November 01, 2006

Eritrea lashes out again at US over Somalia

AFP
November 1, 2006
NAIROBI -- Eritrea on Tuesday renewed its verbal assault on the United States for accusing it of opening a second front in its border dispute with arch-foe Ethiopia in Somalia.
A day after unleashing a blistering barrage of criticism at Ethiopia and the United States for allegedly opposing Somalia's powerful Islamist movement against the country's weak transitional government, Asmara repeated the charge.
In a statement posted on an official website, the Eritrean foreign ministry decried a US warning for Eritrea and Ethiopia not to use Somalia as a proxy battleground.
"The war that ... still continues in Somalia is between the Somali people and the US administration under the guise of 'fighting terrorism' through its mercenary agent, the [Ethiopian] regime, and warlords," it said.
"The US administration's continued resort to misleading statements ... obviously raises the question: who is the Bush administration trying to deceive?" the ministry asked in the brief statement.

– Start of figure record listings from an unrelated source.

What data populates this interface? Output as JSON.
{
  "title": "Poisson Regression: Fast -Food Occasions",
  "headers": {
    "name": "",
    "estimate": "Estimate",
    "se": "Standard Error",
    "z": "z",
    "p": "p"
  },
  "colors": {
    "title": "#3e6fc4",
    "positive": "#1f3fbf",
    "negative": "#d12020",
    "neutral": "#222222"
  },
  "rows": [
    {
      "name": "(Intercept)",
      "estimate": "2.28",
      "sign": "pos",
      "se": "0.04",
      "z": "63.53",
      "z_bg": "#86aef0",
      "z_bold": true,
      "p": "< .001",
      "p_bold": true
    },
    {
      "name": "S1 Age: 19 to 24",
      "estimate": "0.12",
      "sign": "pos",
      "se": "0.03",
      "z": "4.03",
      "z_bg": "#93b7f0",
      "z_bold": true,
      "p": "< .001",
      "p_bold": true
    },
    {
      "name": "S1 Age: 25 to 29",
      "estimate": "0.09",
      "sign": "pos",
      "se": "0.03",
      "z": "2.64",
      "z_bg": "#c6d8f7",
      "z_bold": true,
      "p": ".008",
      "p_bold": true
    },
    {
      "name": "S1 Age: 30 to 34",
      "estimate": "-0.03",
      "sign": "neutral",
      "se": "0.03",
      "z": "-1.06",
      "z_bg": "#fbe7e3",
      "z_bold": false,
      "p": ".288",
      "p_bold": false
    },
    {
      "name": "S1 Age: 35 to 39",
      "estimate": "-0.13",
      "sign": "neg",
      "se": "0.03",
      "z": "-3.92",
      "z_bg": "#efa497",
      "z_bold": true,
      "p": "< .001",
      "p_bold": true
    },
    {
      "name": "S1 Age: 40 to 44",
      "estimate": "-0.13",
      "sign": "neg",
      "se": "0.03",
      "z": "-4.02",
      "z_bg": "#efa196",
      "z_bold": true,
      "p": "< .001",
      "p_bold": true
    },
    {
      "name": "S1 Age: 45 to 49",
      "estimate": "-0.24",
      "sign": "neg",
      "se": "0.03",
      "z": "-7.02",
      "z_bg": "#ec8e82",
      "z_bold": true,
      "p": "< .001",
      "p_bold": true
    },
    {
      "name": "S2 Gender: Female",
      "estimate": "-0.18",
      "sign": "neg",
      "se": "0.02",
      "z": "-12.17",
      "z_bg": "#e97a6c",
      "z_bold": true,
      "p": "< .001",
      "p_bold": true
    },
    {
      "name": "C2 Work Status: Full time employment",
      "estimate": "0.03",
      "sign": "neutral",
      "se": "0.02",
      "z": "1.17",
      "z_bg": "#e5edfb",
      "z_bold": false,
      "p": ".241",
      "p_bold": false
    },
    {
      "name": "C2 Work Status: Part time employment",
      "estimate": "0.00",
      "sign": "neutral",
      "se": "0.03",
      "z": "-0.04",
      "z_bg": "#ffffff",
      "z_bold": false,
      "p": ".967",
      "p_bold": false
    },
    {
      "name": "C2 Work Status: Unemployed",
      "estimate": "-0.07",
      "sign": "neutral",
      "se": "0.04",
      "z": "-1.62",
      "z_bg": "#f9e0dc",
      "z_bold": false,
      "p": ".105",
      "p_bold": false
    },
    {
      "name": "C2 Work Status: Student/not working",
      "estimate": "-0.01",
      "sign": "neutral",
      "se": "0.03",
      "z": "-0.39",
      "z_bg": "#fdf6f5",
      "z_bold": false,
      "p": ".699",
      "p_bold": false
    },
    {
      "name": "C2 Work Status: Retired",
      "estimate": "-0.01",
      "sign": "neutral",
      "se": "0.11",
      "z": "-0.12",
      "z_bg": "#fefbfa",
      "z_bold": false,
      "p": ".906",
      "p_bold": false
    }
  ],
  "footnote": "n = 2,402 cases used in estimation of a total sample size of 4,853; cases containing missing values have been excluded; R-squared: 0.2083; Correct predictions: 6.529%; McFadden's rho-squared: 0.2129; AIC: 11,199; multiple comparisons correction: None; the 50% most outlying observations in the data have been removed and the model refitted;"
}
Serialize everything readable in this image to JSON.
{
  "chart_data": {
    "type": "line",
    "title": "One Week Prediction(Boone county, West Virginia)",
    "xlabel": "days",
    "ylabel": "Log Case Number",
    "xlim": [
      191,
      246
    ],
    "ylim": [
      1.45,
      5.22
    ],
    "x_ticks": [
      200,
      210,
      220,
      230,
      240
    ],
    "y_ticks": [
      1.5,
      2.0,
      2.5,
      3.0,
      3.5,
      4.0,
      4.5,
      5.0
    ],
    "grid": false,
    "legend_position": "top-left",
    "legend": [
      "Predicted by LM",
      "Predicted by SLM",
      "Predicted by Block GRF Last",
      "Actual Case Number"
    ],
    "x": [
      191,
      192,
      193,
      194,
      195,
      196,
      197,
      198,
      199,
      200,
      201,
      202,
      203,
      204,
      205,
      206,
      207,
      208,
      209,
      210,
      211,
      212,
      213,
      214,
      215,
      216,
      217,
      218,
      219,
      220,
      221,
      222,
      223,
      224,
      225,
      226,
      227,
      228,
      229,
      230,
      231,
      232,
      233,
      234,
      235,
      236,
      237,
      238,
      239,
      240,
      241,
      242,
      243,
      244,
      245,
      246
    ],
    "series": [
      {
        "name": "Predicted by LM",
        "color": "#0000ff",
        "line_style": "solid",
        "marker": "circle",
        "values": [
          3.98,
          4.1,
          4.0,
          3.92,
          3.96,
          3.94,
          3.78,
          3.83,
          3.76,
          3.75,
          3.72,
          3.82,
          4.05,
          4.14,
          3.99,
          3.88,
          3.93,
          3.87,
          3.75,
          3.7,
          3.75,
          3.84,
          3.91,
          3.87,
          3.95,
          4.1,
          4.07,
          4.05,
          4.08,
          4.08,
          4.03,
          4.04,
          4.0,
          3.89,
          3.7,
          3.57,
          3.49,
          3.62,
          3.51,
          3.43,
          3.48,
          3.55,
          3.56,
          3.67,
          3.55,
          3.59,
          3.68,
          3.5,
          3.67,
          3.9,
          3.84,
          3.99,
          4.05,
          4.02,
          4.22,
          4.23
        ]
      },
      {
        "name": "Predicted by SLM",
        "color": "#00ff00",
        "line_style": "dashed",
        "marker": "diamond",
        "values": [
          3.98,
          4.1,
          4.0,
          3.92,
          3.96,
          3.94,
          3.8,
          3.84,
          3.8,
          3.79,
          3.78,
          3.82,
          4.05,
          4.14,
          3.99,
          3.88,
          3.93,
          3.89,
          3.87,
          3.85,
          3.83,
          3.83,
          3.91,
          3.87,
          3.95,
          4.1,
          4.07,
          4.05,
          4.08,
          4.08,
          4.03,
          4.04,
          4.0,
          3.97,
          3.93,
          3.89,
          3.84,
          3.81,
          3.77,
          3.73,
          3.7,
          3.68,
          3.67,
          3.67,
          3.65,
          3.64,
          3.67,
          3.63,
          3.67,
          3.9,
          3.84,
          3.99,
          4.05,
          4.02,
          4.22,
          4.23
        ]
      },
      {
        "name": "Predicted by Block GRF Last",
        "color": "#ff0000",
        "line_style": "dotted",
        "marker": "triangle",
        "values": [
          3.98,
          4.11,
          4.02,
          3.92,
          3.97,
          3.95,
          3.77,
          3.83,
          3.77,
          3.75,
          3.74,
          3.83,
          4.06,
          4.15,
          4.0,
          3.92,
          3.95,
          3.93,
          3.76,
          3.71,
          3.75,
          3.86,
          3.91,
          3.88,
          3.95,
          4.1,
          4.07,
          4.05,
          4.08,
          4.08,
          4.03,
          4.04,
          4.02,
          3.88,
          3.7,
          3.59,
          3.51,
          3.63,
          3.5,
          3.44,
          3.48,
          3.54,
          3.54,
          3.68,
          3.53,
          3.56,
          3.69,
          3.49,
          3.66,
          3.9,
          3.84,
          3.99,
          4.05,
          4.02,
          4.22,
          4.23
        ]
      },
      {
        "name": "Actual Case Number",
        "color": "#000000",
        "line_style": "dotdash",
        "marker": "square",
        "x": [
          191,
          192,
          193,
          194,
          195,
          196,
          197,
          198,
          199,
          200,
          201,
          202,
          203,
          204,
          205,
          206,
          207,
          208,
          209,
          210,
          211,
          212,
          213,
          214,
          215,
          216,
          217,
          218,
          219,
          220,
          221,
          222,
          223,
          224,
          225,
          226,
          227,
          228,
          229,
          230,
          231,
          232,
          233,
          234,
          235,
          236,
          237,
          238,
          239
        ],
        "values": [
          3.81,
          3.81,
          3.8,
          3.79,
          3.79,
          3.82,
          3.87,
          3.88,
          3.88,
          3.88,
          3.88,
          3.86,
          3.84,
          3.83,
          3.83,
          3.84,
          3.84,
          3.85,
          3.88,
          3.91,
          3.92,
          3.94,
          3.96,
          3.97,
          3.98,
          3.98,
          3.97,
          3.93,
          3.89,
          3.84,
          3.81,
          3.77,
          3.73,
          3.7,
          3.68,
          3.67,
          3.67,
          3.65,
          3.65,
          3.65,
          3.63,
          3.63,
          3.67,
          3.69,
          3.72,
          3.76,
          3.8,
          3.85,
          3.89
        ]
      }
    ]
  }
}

Somalia's Islamists, some of whom the United States accuses of having ties to Al Qaeda, seized Mogadishu from US-backed warlords in June and now controls most of southern and central Somalia, where it enforces strict Sharia law.
US ally Ethiopia and Eritrea, which fought a bloody and unresolved 1998-2000 border war, are feared to be using Somalia as another venue for their dispute, in which Asmara accuses Addis Ababa of violating a peace deal.
Mainly Christian Ethiopia, which backs the Somali government, denies reports it has sent thousands of troops to Somalia to support the administration but acknowledges sending military advisers to protect it from "jihadists."
Meanwhile, Eritrea is accused by UN monitors of violating a 1992 arms embargo on Somalia by supplying weapons to the Islamists but has denied charges it has some 2,000 troops on Somali territory.
On Monday, amid continuing unsuccessful efforts to bring the Islamists and the Somali transitional government to the table at peace talks in Khartoum, Washington warned Ethiopia and Eritrea not to take their dispute to Somalia.
"We would hope that states not try to use Somalia as a proxy for any of their disputes," State Department spokesman Sean McCormack said. "It would be rather unfortunate for Somalia, as well as other countries in the region."
Shortly before he spoke, the Eritrean foreign ministry issued a statement accusing Ethiopian Prime Minister Meles Zenawi of being a US stooge in a war against the Islamists and warned he was "playing with fire."
Soaring tensions between Somalia's government and the Islamist have sparked fears of an all-out war that could engulf the Horn of Africa region in conflict.